Explicitly, $b,c=\frac{-(a-1)\pm \sqrt{(a-1{)}^2+4a}}{2}=\frac{-(a-1)\pm \sqrt{a^2+2a+1+4a}}{2}=\frac{-(a-1)\pm \sqrt{a^2+6a+1}}{2}$

So the solutions are all real $x$ such that $$x^2+\left(\frac{-(a-1)+\sqrt{a^2+6a+1}}{2}\right)x+1=0$$ or $$x^2+\left(\frac{-(a-1)-\sqrt{a^2+6a+1}}{2}\right)x+1=0$$

That is, for each $a$, the equation has at most four real solutions, given by the roots of these two quadratics.

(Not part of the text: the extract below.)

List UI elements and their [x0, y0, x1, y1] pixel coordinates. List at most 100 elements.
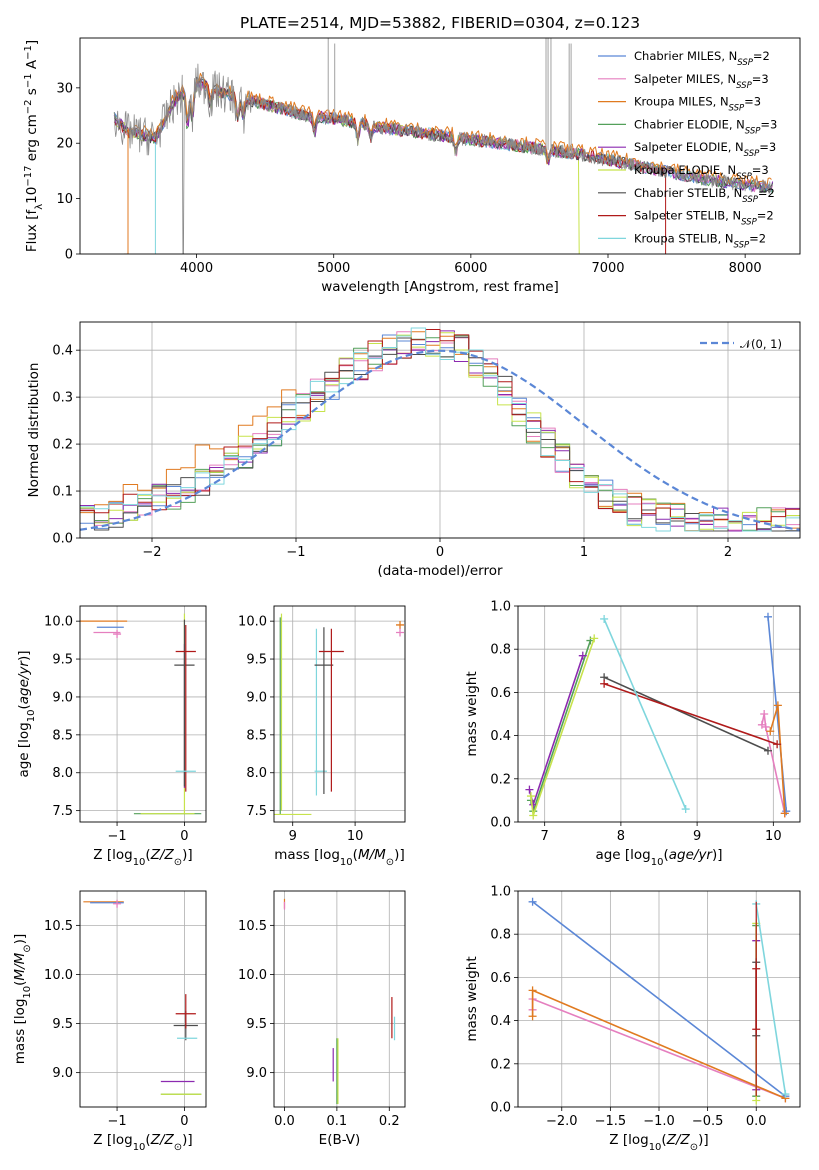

Special cases: - If $a=2$, then $b+c=-(2-1)=-1$, $bc=-2$; so $b$ and $c$ are roots of $t^2+t-2=0$, i.e., $t=1,-2$. So the quadratics are $x^2+x+1=0$ and $x^2-2x+1=0$. The first has no real roots, the second is $(x-1{)}^2=0$, so $x=1$ is a double root. - If $a=-2$, then $b+c=-(-2-1)=3$, $bc=2$; so $t^2-3t-2=0$, $t=\frac{3\pm \sqrt{9+8}}{2}=\frac{3\pm \sqrt{17}}{2}$. Both quadratics $x^2+bx+1=0$ and $x^2+cx+1=0$ have real roots.

In summary:

For each real $a$, the solutions are all real $x$ such that $$x^2+bx+1=0\text{or}{x}^2+cx+1=0$$ where $b$ and $c$ are the roots of $t^2+(a-1)t-a=0$.